Architecture Extends Content-Based Retrieval to Video without Prior Training

This object recognition algorithm is capable of discriminating objects in videos without requiring extensive training as do most available methods. Based on a deep learning architecture normally developed for images, it provides video processing and object tracking to aid in computer vision applications such as self-driving cars, automated military drones, and surveillance. In 2012, the computer vision market was valued at $4.37 billion. Automated object recognition is classically a complex field requiring the specification of the large number of variations an object can have in an environment, including position, rotation, and scale. Many object recognition algorithms capture and process the entire image at once, losing the finer detail and requiring high processing power. Researchers at the University of Florida have developed an unsupervised object recognition algorithm in video that doesn’t require extensive training.
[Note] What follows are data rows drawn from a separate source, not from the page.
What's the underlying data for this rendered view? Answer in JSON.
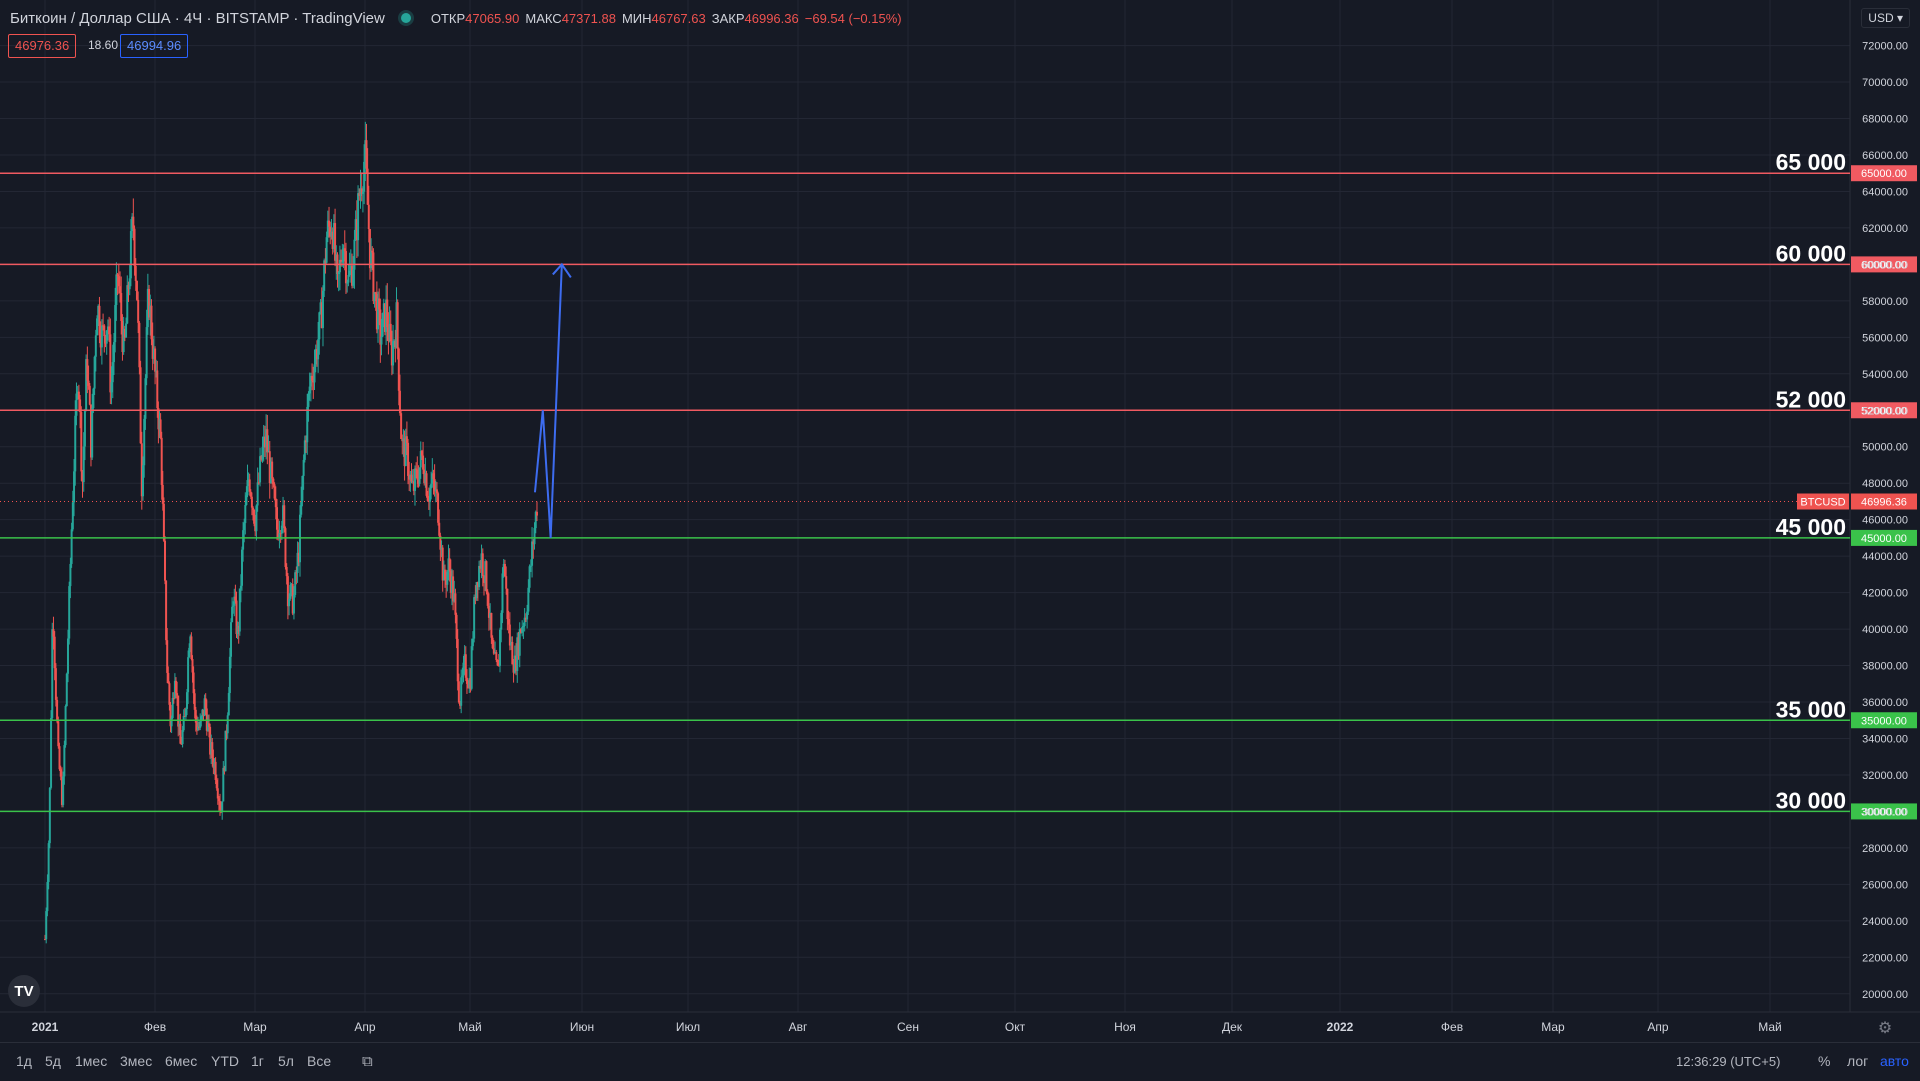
{
  "header": {
    "symbol": "Биткоин / Доллар США · 4Ч · BITSTAMP · TradingView",
    "open_label": "ОТКР",
    "open_value": "47065.90",
    "high_label": "МАКС",
    "high_value": "47371.88",
    "low_label": "МИН",
    "low_value": "46767.63",
    "close_label": "ЗАКР",
    "close_value": "46996.36",
    "change": "−69.54 (−0.15%)",
    "bid": "46976.36",
    "spread": "18.60",
    "ask": "46994.96",
    "currency": "USD",
    "logo": "TV"
  },
  "colors": {
    "background": "#161a25",
    "grid": "#232734",
    "up": "#26a69a",
    "down": "#ef5350",
    "resistance": "#f05a61",
    "support": "#3ac24a",
    "forecast": "#3d6cf0",
    "text": "#d1d4dc"
  },
  "chart_data": {
    "type": "candlestick",
    "symbol": "BTCUSD",
    "x_labels": [
      "2021",
      "Фев",
      "Мар",
      "Апр",
      "Май",
      "Июн",
      "Июл",
      "Авг",
      "Сен",
      "Окт",
      "Ноя",
      "Дек",
      "2022",
      "Фев",
      "Мар",
      "Апр",
      "Май"
    ],
    "y_ticks": [
      "20000.00",
      "22000.00",
      "24000.00",
      "26000.00",
      "28000.00",
      "30000.00",
      "32000.00",
      "34000.00",
      "36000.00",
      "38000.00",
      "40000.00",
      "42000.00",
      "44000.00",
      "46000.00",
      "48000.00",
      "50000.00",
      "52000.00",
      "54000.00",
      "56000.00",
      "58000.00",
      "60000.00",
      "62000.00",
      "64000.00",
      "66000.00",
      "68000.00",
      "70000.00",
      "72000.00"
    ],
    "ylim": [
      19000,
      74500
    ],
    "grid": true,
    "last_price": 46996.36,
    "last_price_label": "46996.36",
    "price_path": [
      [
        0,
        23000
      ],
      [
        0.04,
        29500
      ],
      [
        0.07,
        41500
      ],
      [
        0.12,
        33000
      ],
      [
        0.16,
        30500
      ],
      [
        0.2,
        38000
      ],
      [
        0.25,
        47000
      ],
      [
        0.3,
        54500
      ],
      [
        0.34,
        48000
      ],
      [
        0.38,
        55000
      ],
      [
        0.42,
        50000
      ],
      [
        0.47,
        58000
      ],
      [
        0.52,
        56000
      ],
      [
        0.57,
        57000
      ],
      [
        0.6,
        53000
      ],
      [
        0.66,
        59500
      ],
      [
        0.72,
        55000
      ],
      [
        0.76,
        59000
      ],
      [
        0.8,
        62500
      ],
      [
        0.84,
        58000
      ],
      [
        0.88,
        48000
      ],
      [
        0.94,
        58500
      ],
      [
        1.0,
        54000
      ],
      [
        1.06,
        50000
      ],
      [
        1.12,
        38000
      ],
      [
        1.16,
        34500
      ],
      [
        1.2,
        38000
      ],
      [
        1.25,
        33500
      ],
      [
        1.3,
        35000
      ],
      [
        1.35,
        40500
      ],
      [
        1.4,
        35000
      ],
      [
        1.45,
        34500
      ],
      [
        1.5,
        36000
      ],
      [
        1.55,
        33500
      ],
      [
        1.6,
        32500
      ],
      [
        1.66,
        30000
      ],
      [
        1.72,
        35000
      ],
      [
        1.78,
        42000
      ],
      [
        1.83,
        39500
      ],
      [
        1.88,
        45000
      ],
      [
        1.94,
        48500
      ],
      [
        2.0,
        46000
      ],
      [
        2.06,
        49500
      ],
      [
        2.1,
        50500
      ],
      [
        2.15,
        48000
      ],
      [
        2.2,
        45500
      ],
      [
        2.25,
        46500
      ],
      [
        2.3,
        42000
      ],
      [
        2.35,
        41500
      ],
      [
        2.4,
        44500
      ],
      [
        2.45,
        50000
      ],
      [
        2.5,
        53500
      ],
      [
        2.55,
        55000
      ],
      [
        2.6,
        57000
      ],
      [
        2.65,
        61500
      ],
      [
        2.7,
        62500
      ],
      [
        2.75,
        58500
      ],
      [
        2.8,
        61500
      ],
      [
        2.85,
        59000
      ],
      [
        2.9,
        60500
      ],
      [
        2.95,
        64000
      ],
      [
        3.0,
        66000
      ],
      [
        3.05,
        60500
      ],
      [
        3.1,
        58000
      ],
      [
        3.15,
        56000
      ],
      [
        3.2,
        57500
      ],
      [
        3.25,
        55000
      ],
      [
        3.3,
        57000
      ],
      [
        3.35,
        50000
      ],
      [
        3.4,
        49500
      ],
      [
        3.45,
        47500
      ],
      [
        3.5,
        48500
      ],
      [
        3.55,
        49500
      ],
      [
        3.6,
        47500
      ],
      [
        3.65,
        48000
      ],
      [
        3.7,
        46500
      ],
      [
        3.75,
        42500
      ],
      [
        3.8,
        43500
      ],
      [
        3.85,
        41500
      ],
      [
        3.9,
        36000
      ],
      [
        3.95,
        38000
      ],
      [
        4.0,
        37000
      ],
      [
        4.05,
        42500
      ],
      [
        4.1,
        44000
      ],
      [
        4.15,
        42500
      ],
      [
        4.2,
        38500
      ],
      [
        4.25,
        37500
      ],
      [
        4.3,
        44000
      ],
      [
        4.35,
        39500
      ],
      [
        4.4,
        38000
      ],
      [
        4.45,
        40000
      ],
      [
        4.5,
        41000
      ],
      [
        4.55,
        44000
      ],
      [
        4.6,
        46996
      ]
    ],
    "levels": [
      {
        "label": "65 000",
        "price": 65000,
        "tag": "65000.00",
        "kind": "resistance"
      },
      {
        "label": "60 000",
        "price": 60000,
        "tag": "60000.00",
        "kind": "resistance"
      },
      {
        "label": "52 000",
        "price": 52000,
        "tag": "52000.00",
        "kind": "resistance"
      },
      {
        "label": "45 000",
        "price": 45000,
        "tag": "45000.00",
        "kind": "support"
      },
      {
        "label": "35 000",
        "price": 35000,
        "tag": "35000.00",
        "kind": "support"
      },
      {
        "label": "30 000",
        "price": 30000,
        "tag": "30000.00",
        "kind": "support"
      }
    ],
    "forecast_path": [
      [
        4.58,
        47500
      ],
      [
        4.65,
        52000
      ],
      [
        4.72,
        45000
      ],
      [
        4.82,
        60000
      ]
    ]
  },
  "bottom": {
    "ranges": [
      "1д",
      "5д",
      "1мес",
      "3мес",
      "6мес",
      "YTD",
      "1г",
      "5л",
      "Все"
    ],
    "time": "12:36:29 (UTC+5)",
    "percent": "%",
    "log": "лог",
    "auto": "авто"
  }
}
The algorithm narrows the targeted data, reducing the amount of information and power necessary for processing.

Application

Algorithm for natural object recognition in video

Advantages

  • Capable of learning model parameters, requiring no human intervention for training
  • Extends content-based retrieval to natural video, aiding computer vision applications
  • Uses time to disambiguate images, resulting in higher quality performance

Technology

This object recognition software is based on deep learning but uses a dynamic model to handle video processing. Therefore it is capable of processing the large numbers of variations an object can have in an environment. The variations include scale, rotation, position, etc. The model sparsely represents the observations, analyzes parts of the input data independently and combines them in a hierarchical fashion with top down information. The inputs from the images are processed before being combined to form a globally invariant representation. These invariant representations can then be fed to a classifier for robust object recognition.